- Map of Harem District within Idlib Governorate
- Coordinates (Harem): 36°12′28″N 36°31′09″E﻿ / ﻿36.20764°N 36.51919°E
- Country: Syria
- Governorate: Idlib
- Seat: Harem
- Subdistricts: 6 nawāḥī

Area
- • Total: 736.48 km^{2} (284.36 sq mi)

Population (2004)
- • Total: 175,482
- • Density: 238.27/km^{2} (617.12/sq mi)
- Geocode: SY0703

= Harem District =

Harem District (منطقة حارم) is a district of the Idlib Governorate in northwestern Syria. The administrative centre is the city of Harem.
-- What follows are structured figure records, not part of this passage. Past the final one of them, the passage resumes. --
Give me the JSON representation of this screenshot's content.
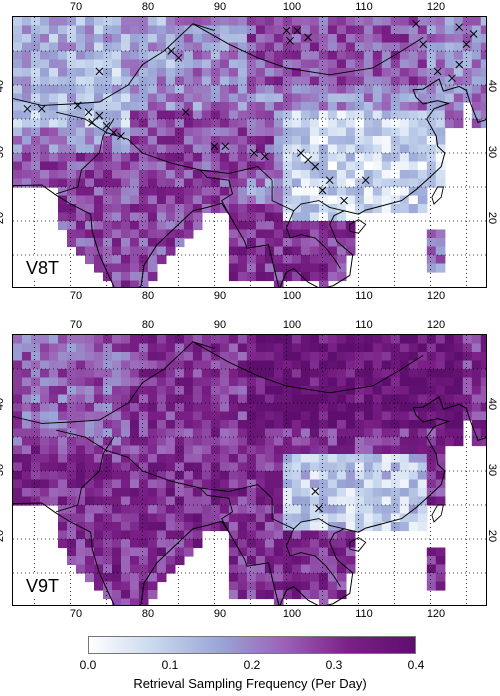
{
  "panels": [
    {
      "id": "v8t",
      "label": "V8T",
      "x_ticks": [
        "70",
        "80",
        "90",
        "100",
        "110",
        "120"
      ],
      "y_ticks": [
        "20",
        "30",
        "40"
      ]
    },
    {
      "id": "v9t",
      "label": "V9T",
      "x_ticks": [
        "70",
        "80",
        "90",
        "100",
        "110",
        "120"
      ],
      "y_ticks": [
        "20",
        "30",
        "40"
      ]
    }
  ],
  "colorbar": {
    "title": "Retrieval Sampling Frequency (Per Day)",
    "ticks": [
      "0.0",
      "0.1",
      "0.2",
      "0.3",
      "0.4"
    ],
    "min": 0.0,
    "max": 0.4,
    "colors": [
      "#ffffff",
      "#c8d8ee",
      "#9aa6d6",
      "#9b62b6",
      "#7a1f86",
      "#5e0f6e"
    ]
  },
  "map": {
    "lon_range": [
      62,
      128
    ],
    "lat_range": [
      10,
      50
    ],
    "grid_step_deg": 5
  }
}
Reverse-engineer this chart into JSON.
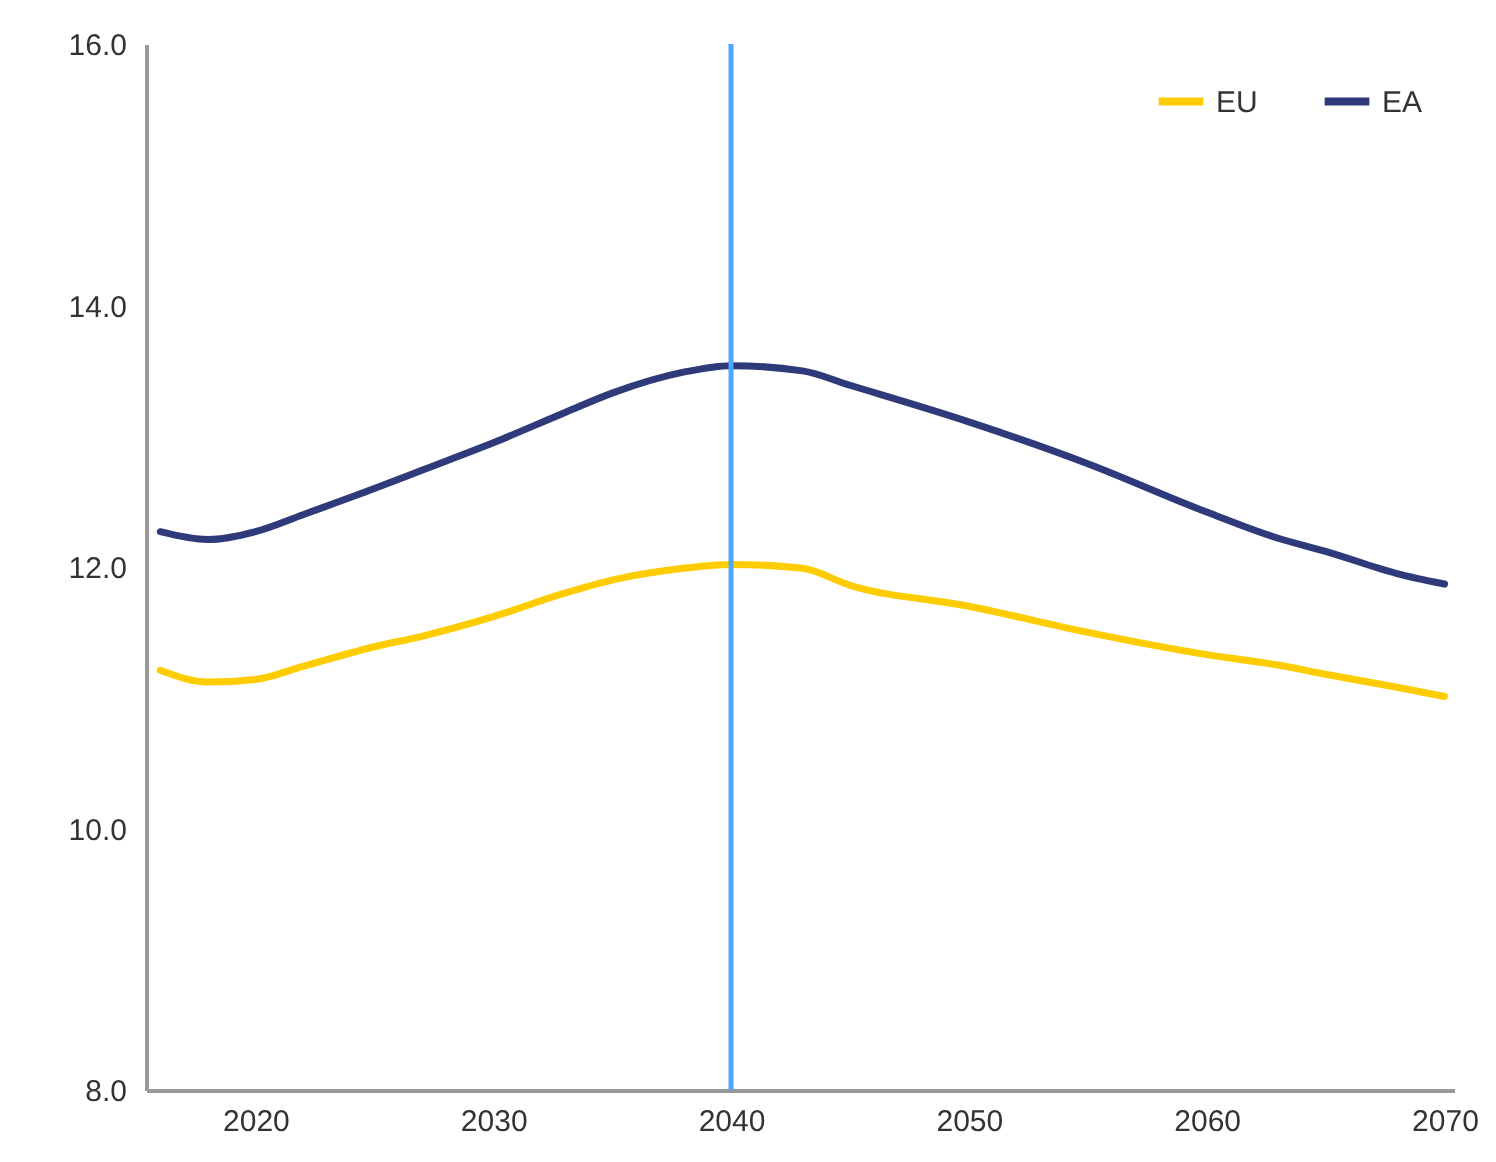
{
  "chart_data": {
    "type": "line",
    "x": [
      2016,
      2018,
      2020,
      2022,
      2025,
      2027,
      2030,
      2033,
      2035,
      2038,
      2040,
      2043,
      2045,
      2050,
      2055,
      2060,
      2063,
      2065,
      2068,
      2070
    ],
    "series": [
      {
        "name": "EU",
        "color": "#ffcc00",
        "values": [
          11.21,
          11.12,
          11.14,
          11.24,
          11.39,
          11.47,
          11.62,
          11.8,
          11.9,
          11.99,
          12.02,
          11.99,
          11.86,
          11.7,
          11.5,
          11.33,
          11.25,
          11.18,
          11.08,
          11.01
        ]
      },
      {
        "name": "EA",
        "color": "#2e3a7a",
        "values": [
          12.27,
          12.21,
          12.27,
          12.4,
          12.6,
          12.74,
          12.95,
          13.18,
          13.33,
          13.49,
          13.54,
          13.5,
          13.39,
          13.11,
          12.79,
          12.42,
          12.22,
          12.12,
          11.95,
          11.87
        ]
      }
    ],
    "xlim": [
      2015.4,
      2070.4
    ],
    "xticks": [
      2020,
      2030,
      2040,
      2050,
      2060,
      2070
    ],
    "ylim": [
      8,
      16
    ],
    "yticks": [
      {
        "value": 8,
        "label": "8.0"
      },
      {
        "value": 10,
        "label": "10.0"
      },
      {
        "value": 12,
        "label": "12.0"
      },
      {
        "value": 14,
        "label": "14.0"
      },
      {
        "value": 16,
        "label": "16.0"
      }
    ],
    "ref_lines": [
      {
        "axis": "x",
        "value": 2040,
        "color": "#4da6ff"
      }
    ],
    "legend": "top right",
    "grid": false,
    "marker": "none",
    "line_style": "solid"
  }
}
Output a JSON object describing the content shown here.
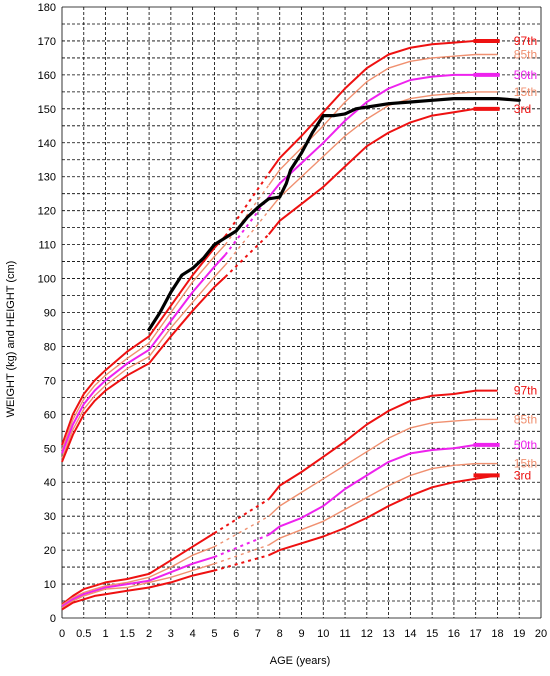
{
  "chart_data": {
    "type": "line",
    "xlabel": "AGE (years)",
    "ylabel": "WEIGHT (kg) and HEIGHT (cm)",
    "xlim": [
      0,
      20
    ],
    "ylim": [
      0,
      180
    ],
    "grid": true,
    "x_ticks": [
      {
        "value": 0,
        "label": "0"
      },
      {
        "value": 0.5,
        "label": "0.5"
      },
      {
        "value": 1,
        "label": "1"
      },
      {
        "value": 1.5,
        "label": "1.5"
      },
      {
        "value": 2,
        "label": "2"
      },
      {
        "value": 3,
        "label": "3"
      },
      {
        "value": 4,
        "label": "4"
      },
      {
        "value": 5,
        "label": "5"
      },
      {
        "value": 6,
        "label": "6"
      },
      {
        "value": 7,
        "label": "7"
      },
      {
        "value": 8,
        "label": "8"
      },
      {
        "value": 9,
        "label": "9"
      },
      {
        "value": 10,
        "label": "10"
      },
      {
        "value": 11,
        "label": "11"
      },
      {
        "value": 12,
        "label": "12"
      },
      {
        "value": 13,
        "label": "13"
      },
      {
        "value": 14,
        "label": "14"
      },
      {
        "value": 15,
        "label": "15"
      },
      {
        "value": 16,
        "label": "16"
      },
      {
        "value": 17,
        "label": "17"
      },
      {
        "value": 18,
        "label": "18"
      },
      {
        "value": 19,
        "label": "19"
      },
      {
        "value": 20,
        "label": "20"
      }
    ],
    "y_ticks": [
      "0",
      "10",
      "20",
      "30",
      "40",
      "50",
      "60",
      "70",
      "80",
      "90",
      "100",
      "110",
      "120",
      "130",
      "140",
      "150",
      "160",
      "170",
      "180"
    ],
    "colors": {
      "p3_97": "#ee1111",
      "p15_85": "#f09070",
      "p50": "#ee22ee",
      "patient": "#000000",
      "grid": "#000000"
    },
    "height_series": [
      {
        "label": "97th",
        "color_key": "p3_97",
        "early": [
          [
            0,
            51
          ],
          [
            0.25,
            60
          ],
          [
            0.5,
            66
          ],
          [
            0.75,
            70
          ],
          [
            1,
            73
          ],
          [
            1.5,
            78.5
          ],
          [
            2,
            83
          ],
          [
            3,
            92
          ],
          [
            4,
            101
          ],
          [
            5,
            109
          ],
          [
            5.5,
            112.5
          ]
        ],
        "late": [
          [
            7.5,
            131
          ],
          [
            8,
            135.5
          ],
          [
            9,
            142
          ],
          [
            10,
            149
          ],
          [
            11,
            156
          ],
          [
            12,
            162
          ],
          [
            13,
            166
          ],
          [
            14,
            168
          ],
          [
            15,
            169
          ],
          [
            16,
            169.5
          ],
          [
            17,
            170
          ],
          [
            18,
            170
          ]
        ],
        "marker": [
          17.5,
          170
        ],
        "label_y": 170
      },
      {
        "label": "85th",
        "color_key": "p15_85",
        "early": [
          [
            0,
            49.5
          ],
          [
            0.25,
            58.5
          ],
          [
            0.5,
            64.5
          ],
          [
            0.75,
            68.5
          ],
          [
            1,
            71.5
          ],
          [
            1.5,
            76.5
          ],
          [
            2,
            81
          ],
          [
            3,
            90
          ],
          [
            4,
            99
          ],
          [
            5,
            106.5
          ],
          [
            5.5,
            110
          ]
        ],
        "late": [
          [
            7.5,
            127.5
          ],
          [
            8,
            132
          ],
          [
            9,
            138.5
          ],
          [
            10,
            145
          ],
          [
            11,
            152
          ],
          [
            12,
            158
          ],
          [
            13,
            162
          ],
          [
            14,
            164
          ],
          [
            15,
            165
          ],
          [
            16,
            165.5
          ],
          [
            17,
            166
          ],
          [
            18,
            166
          ]
        ],
        "label_y": 166
      },
      {
        "label": "50th",
        "color_key": "p50",
        "early": [
          [
            0,
            48.5
          ],
          [
            0.25,
            57
          ],
          [
            0.5,
            63
          ],
          [
            0.75,
            67
          ],
          [
            1,
            70
          ],
          [
            1.5,
            75
          ],
          [
            2,
            79
          ],
          [
            3,
            87.5
          ],
          [
            4,
            96
          ],
          [
            5,
            103.5
          ],
          [
            5.5,
            107
          ]
        ],
        "late": [
          [
            7.5,
            124
          ],
          [
            8,
            128
          ],
          [
            9,
            134
          ],
          [
            10,
            140
          ],
          [
            11,
            146.5
          ],
          [
            12,
            152
          ],
          [
            13,
            156
          ],
          [
            14,
            158.5
          ],
          [
            15,
            159.5
          ],
          [
            16,
            160
          ],
          [
            17,
            160
          ],
          [
            18,
            160
          ]
        ],
        "marker": [
          17.5,
          160
        ],
        "label_y": 160
      },
      {
        "label": "15th",
        "color_key": "p15_85",
        "early": [
          [
            0,
            47
          ],
          [
            0.25,
            55.5
          ],
          [
            0.5,
            61.5
          ],
          [
            0.75,
            65.5
          ],
          [
            1,
            68.5
          ],
          [
            1.5,
            73.5
          ],
          [
            2,
            77
          ],
          [
            3,
            85.5
          ],
          [
            4,
            93
          ],
          [
            5,
            100.5
          ],
          [
            5.5,
            104
          ]
        ],
        "late": [
          [
            7.5,
            120
          ],
          [
            8,
            124
          ],
          [
            9,
            130
          ],
          [
            10,
            136
          ],
          [
            11,
            142
          ],
          [
            12,
            147
          ],
          [
            13,
            151
          ],
          [
            14,
            153
          ],
          [
            15,
            154
          ],
          [
            16,
            154.5
          ],
          [
            17,
            155
          ],
          [
            18,
            155
          ]
        ],
        "label_y": 155
      },
      {
        "label": "3rd",
        "color_key": "p3_97",
        "early": [
          [
            0,
            46
          ],
          [
            0.25,
            54
          ],
          [
            0.5,
            60
          ],
          [
            0.75,
            64
          ],
          [
            1,
            67
          ],
          [
            1.5,
            71.5
          ],
          [
            2,
            75
          ],
          [
            3,
            83
          ],
          [
            4,
            90.5
          ],
          [
            5,
            97.5
          ],
          [
            5.5,
            100.5
          ]
        ],
        "late": [
          [
            7.5,
            113
          ],
          [
            8,
            117
          ],
          [
            9,
            122
          ],
          [
            10,
            127
          ],
          [
            11,
            133
          ],
          [
            12,
            139
          ],
          [
            13,
            143
          ],
          [
            14,
            146
          ],
          [
            15,
            148
          ],
          [
            16,
            149
          ],
          [
            17,
            150
          ],
          [
            18,
            150
          ]
        ],
        "marker": [
          17.5,
          150
        ],
        "label_y": 150
      }
    ],
    "weight_series": [
      {
        "label": "97th",
        "color_key": "p3_97",
        "early": [
          [
            0,
            4
          ],
          [
            0.25,
            6.5
          ],
          [
            0.5,
            8.5
          ],
          [
            0.75,
            9.5
          ],
          [
            1,
            10.5
          ],
          [
            1.5,
            11.5
          ],
          [
            2,
            13
          ],
          [
            3,
            17
          ],
          [
            4,
            21
          ],
          [
            5,
            25
          ]
        ],
        "late": [
          [
            7.5,
            35
          ],
          [
            8,
            39
          ],
          [
            9,
            43
          ],
          [
            10,
            47.5
          ],
          [
            11,
            52
          ],
          [
            12,
            57
          ],
          [
            13,
            61
          ],
          [
            14,
            64
          ],
          [
            15,
            65.5
          ],
          [
            16,
            66
          ],
          [
            17,
            67
          ],
          [
            18,
            67
          ]
        ],
        "label_y": 67
      },
      {
        "label": "85th",
        "color_key": "p15_85",
        "early": [
          [
            0,
            3.8
          ],
          [
            0.25,
            6
          ],
          [
            0.5,
            7.5
          ],
          [
            0.75,
            8.5
          ],
          [
            1,
            9.5
          ],
          [
            1.5,
            10.5
          ],
          [
            2,
            12
          ],
          [
            3,
            15
          ],
          [
            4,
            18.5
          ],
          [
            5,
            21
          ]
        ],
        "late": [
          [
            7.5,
            30
          ],
          [
            8,
            33
          ],
          [
            9,
            37
          ],
          [
            10,
            41
          ],
          [
            11,
            45
          ],
          [
            12,
            49
          ],
          [
            13,
            53
          ],
          [
            14,
            56
          ],
          [
            15,
            57.5
          ],
          [
            16,
            58
          ],
          [
            17,
            58.5
          ],
          [
            18,
            58.5
          ]
        ],
        "label_y": 58.5
      },
      {
        "label": "50th",
        "color_key": "p50",
        "early": [
          [
            0,
            3.4
          ],
          [
            0.25,
            5.5
          ],
          [
            0.5,
            7
          ],
          [
            0.75,
            8
          ],
          [
            1,
            9
          ],
          [
            1.5,
            10
          ],
          [
            2,
            11
          ],
          [
            3,
            13.5
          ],
          [
            4,
            16
          ],
          [
            5,
            18
          ]
        ],
        "late": [
          [
            7.5,
            24.5
          ],
          [
            8,
            27
          ],
          [
            9,
            29.5
          ],
          [
            10,
            33
          ],
          [
            11,
            38
          ],
          [
            12,
            42
          ],
          [
            13,
            46
          ],
          [
            14,
            48.5
          ],
          [
            15,
            49.5
          ],
          [
            16,
            50
          ],
          [
            17,
            51
          ],
          [
            18,
            51
          ]
        ],
        "marker": [
          17.5,
          51
        ],
        "label_y": 51
      },
      {
        "label": "15th",
        "color_key": "p15_85",
        "early": [
          [
            0,
            3
          ],
          [
            0.25,
            5
          ],
          [
            0.5,
            6.5
          ],
          [
            0.75,
            7.5
          ],
          [
            1,
            8.5
          ],
          [
            1.5,
            9
          ],
          [
            2,
            10.5
          ],
          [
            3,
            12
          ],
          [
            4,
            14
          ],
          [
            5,
            16
          ]
        ],
        "late": [
          [
            7.5,
            21.5
          ],
          [
            8,
            23.5
          ],
          [
            9,
            26
          ],
          [
            10,
            28.5
          ],
          [
            11,
            32
          ],
          [
            12,
            35.5
          ],
          [
            13,
            39
          ],
          [
            14,
            42
          ],
          [
            15,
            44
          ],
          [
            16,
            45
          ],
          [
            17,
            45.5
          ],
          [
            18,
            45.5
          ]
        ],
        "label_y": 45.5
      },
      {
        "label": "3rd",
        "color_key": "p3_97",
        "early": [
          [
            0,
            2.5
          ],
          [
            0.25,
            4.5
          ],
          [
            0.5,
            5.5
          ],
          [
            0.75,
            6.5
          ],
          [
            1,
            7
          ],
          [
            1.5,
            8
          ],
          [
            2,
            9
          ],
          [
            3,
            10.5
          ],
          [
            4,
            12.5
          ],
          [
            5,
            14
          ]
        ],
        "late": [
          [
            7.5,
            18.5
          ],
          [
            8,
            20
          ],
          [
            9,
            22
          ],
          [
            10,
            24
          ],
          [
            11,
            26.5
          ],
          [
            12,
            29.5
          ],
          [
            13,
            33
          ],
          [
            14,
            36
          ],
          [
            15,
            38.5
          ],
          [
            16,
            40
          ],
          [
            17,
            41
          ],
          [
            18,
            42
          ]
        ],
        "marker": [
          17.5,
          42
        ],
        "label_y": 42
      }
    ],
    "patient_height": [
      [
        2,
        85
      ],
      [
        2.5,
        90
      ],
      [
        3,
        96
      ],
      [
        3.5,
        101
      ],
      [
        4,
        103
      ],
      [
        4.5,
        106
      ],
      [
        5,
        110
      ],
      [
        5.5,
        112
      ],
      [
        6,
        114
      ],
      [
        6.5,
        118
      ],
      [
        7,
        121
      ],
      [
        7.5,
        123.5
      ],
      [
        8,
        124
      ],
      [
        8.3,
        128
      ],
      [
        8.5,
        132
      ],
      [
        9,
        137
      ],
      [
        9.5,
        143
      ],
      [
        10,
        148
      ],
      [
        10.5,
        148
      ],
      [
        11,
        148.5
      ],
      [
        11.5,
        150
      ],
      [
        12,
        150.5
      ],
      [
        13,
        151.5
      ],
      [
        14,
        152
      ],
      [
        15,
        152.5
      ],
      [
        16,
        153
      ],
      [
        17,
        153
      ],
      [
        18,
        153
      ],
      [
        19,
        152.5
      ]
    ]
  }
}
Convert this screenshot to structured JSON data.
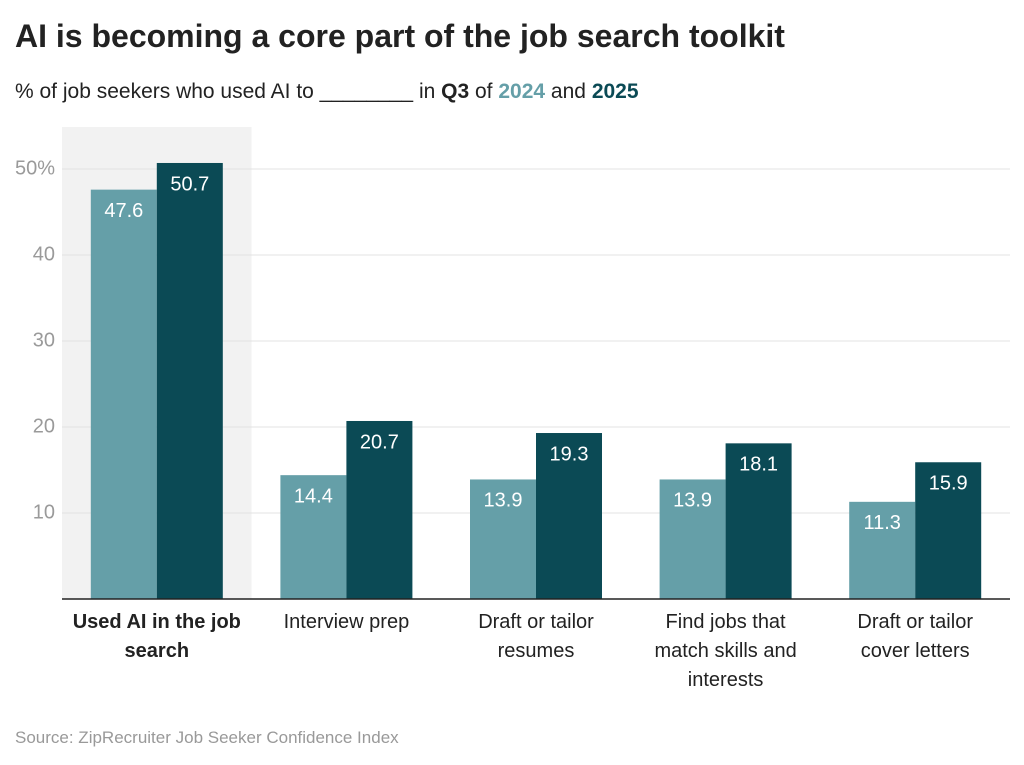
{
  "chart_data": {
    "type": "bar",
    "title": "AI is becoming a core part of the job search toolkit",
    "subtitle": {
      "prefix": "% of job seekers who used AI to ________ in",
      "quarter": "Q3",
      "joiner": "of",
      "conjunction": "and"
    },
    "categories": [
      "Used AI in the job search",
      "Interview prep",
      "Draft or tailor resumes",
      "Find jobs that match skills and interests",
      "Draft or tailor cover letters"
    ],
    "series": [
      {
        "name": "2024",
        "color": "#659fa8",
        "values": [
          47.6,
          14.4,
          13.9,
          13.9,
          11.3
        ]
      },
      {
        "name": "2025",
        "color": "#0b4a55",
        "values": [
          50.7,
          20.7,
          19.3,
          18.1,
          15.9
        ]
      }
    ],
    "ylim": [
      0,
      50
    ],
    "yticks": [
      10,
      20,
      30,
      40,
      {
        "value": 50,
        "label": "50%"
      }
    ],
    "grid": true,
    "highlight": 0,
    "source": "Source: ZipRecruiter Job Seeker Confidence Index"
  }
}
At the 2004 census, it had a population of 175,482.

==Sub-districts==
The district of Harem is divided into six sub-districts or nawāḥī (population as of 2004):
- Harem Subdistrict (ناحية حارم): population 12,894.
- Al-Dana Subdistrict (ناحية الدانا): population 60,058.
- Salqin Subdistrict (ناحية سلقين): population 47,939.
- Kafr Takharim Subdistrict (ناحية كفر تخاريم): population 14,772.
- Qurqania Subdistrict (ناحية قورقينا): population 12,552.
- Armanaz Subdistrict (ناحية أرمناز): population 27,267.